Because of films and movies, the Victorian era is idealized and envied. For Halloween and parties and reenactments, all some people want is to be able to dress in a Victorian Style dress, but what does that really mean? The Victorian Era lasted roughly seventy years and was named so, because that was the entire time Queen Victoria ruled England. Because of the long time period, there are many different kinds of dresses that would technically fit into the definition “Victorian” style. So, here are some ways that you can be a little more specific to help you find what you’re looking for when you start shopping for your own Victorian gowns.

The Victorian era began with the end of the Regency. Regency style clothes were demure and simple. Think Jane Austen: Straight lines, calico, a little lace, empire waist. The Victorian Era began by going to the extreme of ball gown skirts and puffed sleeves, knocking the Regency era clothes on their back. While Calico was still the rage, early Victorian Era gowns were much fuller than the previous Regency dresses. The necklines became lower, sleeves became shorter, and colors became bolder. Overall, the dresses sort of “announced” with a loud trumpet that a new era was coming, and the lavishness of the Early Victorian style dresses never ceased throughout the rest of the era.

Hoop skirts became more popular during the mid-Victorian era as a way to keep skirts full all the time. For every day wear, lacy blouses with a cameo brooch and a long, flowing skirt were appropriate. However, for nightwear, dresses were much more lavish. The sewing machine was invented in the Victorian era, which meant that Victorian dresses could have more intricate detailing and new, difficult patterns. One common feature of Victorian Evening dresses was a fichu.
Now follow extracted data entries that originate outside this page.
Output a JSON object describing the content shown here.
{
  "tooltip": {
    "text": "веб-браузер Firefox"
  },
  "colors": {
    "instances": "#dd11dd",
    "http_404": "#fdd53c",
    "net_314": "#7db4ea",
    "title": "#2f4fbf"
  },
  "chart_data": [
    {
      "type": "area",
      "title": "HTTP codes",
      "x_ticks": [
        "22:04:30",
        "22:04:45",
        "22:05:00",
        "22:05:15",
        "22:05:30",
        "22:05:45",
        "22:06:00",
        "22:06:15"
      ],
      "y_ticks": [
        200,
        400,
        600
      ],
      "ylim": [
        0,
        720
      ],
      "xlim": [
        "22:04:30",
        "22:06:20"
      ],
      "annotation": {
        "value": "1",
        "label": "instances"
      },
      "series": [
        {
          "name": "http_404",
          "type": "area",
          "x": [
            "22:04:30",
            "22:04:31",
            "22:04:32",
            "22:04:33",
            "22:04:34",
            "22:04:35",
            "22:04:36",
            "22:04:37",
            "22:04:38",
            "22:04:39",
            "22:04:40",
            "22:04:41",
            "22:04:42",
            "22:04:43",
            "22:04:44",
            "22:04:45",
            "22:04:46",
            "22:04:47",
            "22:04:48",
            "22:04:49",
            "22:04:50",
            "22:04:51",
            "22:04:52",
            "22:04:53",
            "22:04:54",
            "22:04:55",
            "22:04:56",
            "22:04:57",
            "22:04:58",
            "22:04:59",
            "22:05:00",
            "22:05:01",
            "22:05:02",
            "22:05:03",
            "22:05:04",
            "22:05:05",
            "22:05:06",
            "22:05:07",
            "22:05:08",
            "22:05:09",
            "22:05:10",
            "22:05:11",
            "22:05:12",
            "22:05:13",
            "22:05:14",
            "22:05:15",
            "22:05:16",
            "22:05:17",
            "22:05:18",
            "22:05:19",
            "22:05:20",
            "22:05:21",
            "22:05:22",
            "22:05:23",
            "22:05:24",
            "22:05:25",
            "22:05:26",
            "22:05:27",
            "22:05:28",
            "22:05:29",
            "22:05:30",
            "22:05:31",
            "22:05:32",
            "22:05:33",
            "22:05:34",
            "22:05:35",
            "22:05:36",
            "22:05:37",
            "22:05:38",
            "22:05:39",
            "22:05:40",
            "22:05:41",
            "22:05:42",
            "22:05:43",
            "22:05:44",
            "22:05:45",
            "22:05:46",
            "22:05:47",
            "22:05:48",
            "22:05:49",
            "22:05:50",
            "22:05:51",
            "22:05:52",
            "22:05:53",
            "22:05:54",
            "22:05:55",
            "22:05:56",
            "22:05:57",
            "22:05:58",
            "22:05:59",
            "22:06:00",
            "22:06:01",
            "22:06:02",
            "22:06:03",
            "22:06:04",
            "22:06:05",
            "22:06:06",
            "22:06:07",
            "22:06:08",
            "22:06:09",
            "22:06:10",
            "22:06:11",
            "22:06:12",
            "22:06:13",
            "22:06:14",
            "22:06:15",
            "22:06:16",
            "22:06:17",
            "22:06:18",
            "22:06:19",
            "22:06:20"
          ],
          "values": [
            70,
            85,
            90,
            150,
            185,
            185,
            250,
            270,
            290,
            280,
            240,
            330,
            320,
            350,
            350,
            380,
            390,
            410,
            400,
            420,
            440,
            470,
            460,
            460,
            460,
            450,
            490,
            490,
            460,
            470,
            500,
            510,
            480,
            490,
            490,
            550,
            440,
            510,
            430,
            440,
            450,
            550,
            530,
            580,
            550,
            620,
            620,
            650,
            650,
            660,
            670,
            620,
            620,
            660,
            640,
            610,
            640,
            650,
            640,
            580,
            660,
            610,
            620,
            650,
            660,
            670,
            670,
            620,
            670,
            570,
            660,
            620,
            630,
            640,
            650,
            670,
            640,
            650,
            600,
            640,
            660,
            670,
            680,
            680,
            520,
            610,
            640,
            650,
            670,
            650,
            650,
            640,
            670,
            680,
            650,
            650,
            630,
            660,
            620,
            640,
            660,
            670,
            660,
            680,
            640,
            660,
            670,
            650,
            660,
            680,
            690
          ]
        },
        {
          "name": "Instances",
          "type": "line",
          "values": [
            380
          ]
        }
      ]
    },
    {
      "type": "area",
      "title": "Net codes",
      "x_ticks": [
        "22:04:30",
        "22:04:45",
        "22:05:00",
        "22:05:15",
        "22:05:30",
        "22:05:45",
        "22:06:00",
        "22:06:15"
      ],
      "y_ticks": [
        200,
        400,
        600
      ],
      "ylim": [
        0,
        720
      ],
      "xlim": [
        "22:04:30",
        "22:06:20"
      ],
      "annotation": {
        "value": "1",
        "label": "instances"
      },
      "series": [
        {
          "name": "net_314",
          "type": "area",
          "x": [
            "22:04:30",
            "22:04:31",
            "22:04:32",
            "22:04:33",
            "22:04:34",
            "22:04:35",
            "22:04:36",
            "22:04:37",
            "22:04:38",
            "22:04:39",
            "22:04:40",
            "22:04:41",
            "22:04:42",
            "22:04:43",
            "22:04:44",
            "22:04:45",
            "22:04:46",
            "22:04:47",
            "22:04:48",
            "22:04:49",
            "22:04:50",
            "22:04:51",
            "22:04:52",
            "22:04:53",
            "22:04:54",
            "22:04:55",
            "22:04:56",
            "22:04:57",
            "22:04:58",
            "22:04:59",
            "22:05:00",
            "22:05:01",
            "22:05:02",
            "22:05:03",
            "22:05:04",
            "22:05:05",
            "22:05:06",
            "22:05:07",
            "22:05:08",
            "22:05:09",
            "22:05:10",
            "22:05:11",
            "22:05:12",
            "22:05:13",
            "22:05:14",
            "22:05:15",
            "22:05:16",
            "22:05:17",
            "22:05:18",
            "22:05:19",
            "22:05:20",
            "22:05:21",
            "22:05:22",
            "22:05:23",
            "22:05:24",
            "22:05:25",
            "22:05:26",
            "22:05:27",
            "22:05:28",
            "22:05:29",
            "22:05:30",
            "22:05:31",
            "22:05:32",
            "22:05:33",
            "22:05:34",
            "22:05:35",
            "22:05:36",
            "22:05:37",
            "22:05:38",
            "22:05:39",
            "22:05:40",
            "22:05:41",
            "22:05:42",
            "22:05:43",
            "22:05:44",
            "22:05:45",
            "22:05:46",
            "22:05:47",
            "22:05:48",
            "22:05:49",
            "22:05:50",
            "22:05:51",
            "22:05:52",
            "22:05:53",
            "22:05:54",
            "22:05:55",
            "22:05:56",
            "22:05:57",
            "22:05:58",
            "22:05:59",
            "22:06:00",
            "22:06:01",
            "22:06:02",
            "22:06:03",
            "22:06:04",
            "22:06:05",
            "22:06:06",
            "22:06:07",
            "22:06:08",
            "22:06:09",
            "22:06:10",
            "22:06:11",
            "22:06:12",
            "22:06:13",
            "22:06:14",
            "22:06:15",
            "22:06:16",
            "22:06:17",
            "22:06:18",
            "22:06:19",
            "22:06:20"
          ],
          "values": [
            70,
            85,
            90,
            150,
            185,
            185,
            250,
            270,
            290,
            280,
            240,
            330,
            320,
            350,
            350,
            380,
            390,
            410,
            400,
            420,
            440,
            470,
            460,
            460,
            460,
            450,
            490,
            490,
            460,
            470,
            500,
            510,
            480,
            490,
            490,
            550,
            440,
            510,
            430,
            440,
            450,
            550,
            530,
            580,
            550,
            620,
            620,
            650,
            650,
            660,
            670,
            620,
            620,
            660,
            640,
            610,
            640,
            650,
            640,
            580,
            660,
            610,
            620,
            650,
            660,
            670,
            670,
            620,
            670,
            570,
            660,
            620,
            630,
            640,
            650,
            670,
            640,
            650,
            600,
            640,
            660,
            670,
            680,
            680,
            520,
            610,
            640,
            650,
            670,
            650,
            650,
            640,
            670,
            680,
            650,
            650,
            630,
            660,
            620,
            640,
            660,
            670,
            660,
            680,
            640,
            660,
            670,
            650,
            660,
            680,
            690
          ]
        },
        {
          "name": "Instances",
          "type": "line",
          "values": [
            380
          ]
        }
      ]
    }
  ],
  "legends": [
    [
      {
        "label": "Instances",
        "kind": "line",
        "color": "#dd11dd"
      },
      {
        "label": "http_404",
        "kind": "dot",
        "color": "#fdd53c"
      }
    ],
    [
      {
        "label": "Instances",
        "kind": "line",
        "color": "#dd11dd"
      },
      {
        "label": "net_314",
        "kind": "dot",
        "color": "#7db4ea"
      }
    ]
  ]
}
A fichu was a scarf-like piece of fabric that was used to adorn dresses, and was usually tied onto the dress with some kind of ribbon.

In the late Victorian era, hoop skirts skirted their way out of fashion and bustles bustled their way in. Bustle dresses began to take style around 1869, and stayed in fashion until the end of the Victorian Era in 1901. Bustles were achieved with fabric (or sometimes even a cage) near the tailbone of the woman who wore it, which would create the illusion of a slim waist. Necklines got higher again, and dresses were straighter, more A-line gowns that were no longer the full skirts of the beginning and mid-Victorian eras.

We can see that there is much diversity within the Victorian Era before we move into the once again demure Edwardian Era. So, before you decide that you want a Victorian style dress, think about which style you want—early Victorian, mid-Victorian, or Bustle. While all three styles are beautiful, they are all unique in their own way, and prove that there is no one, true Victorian style dress.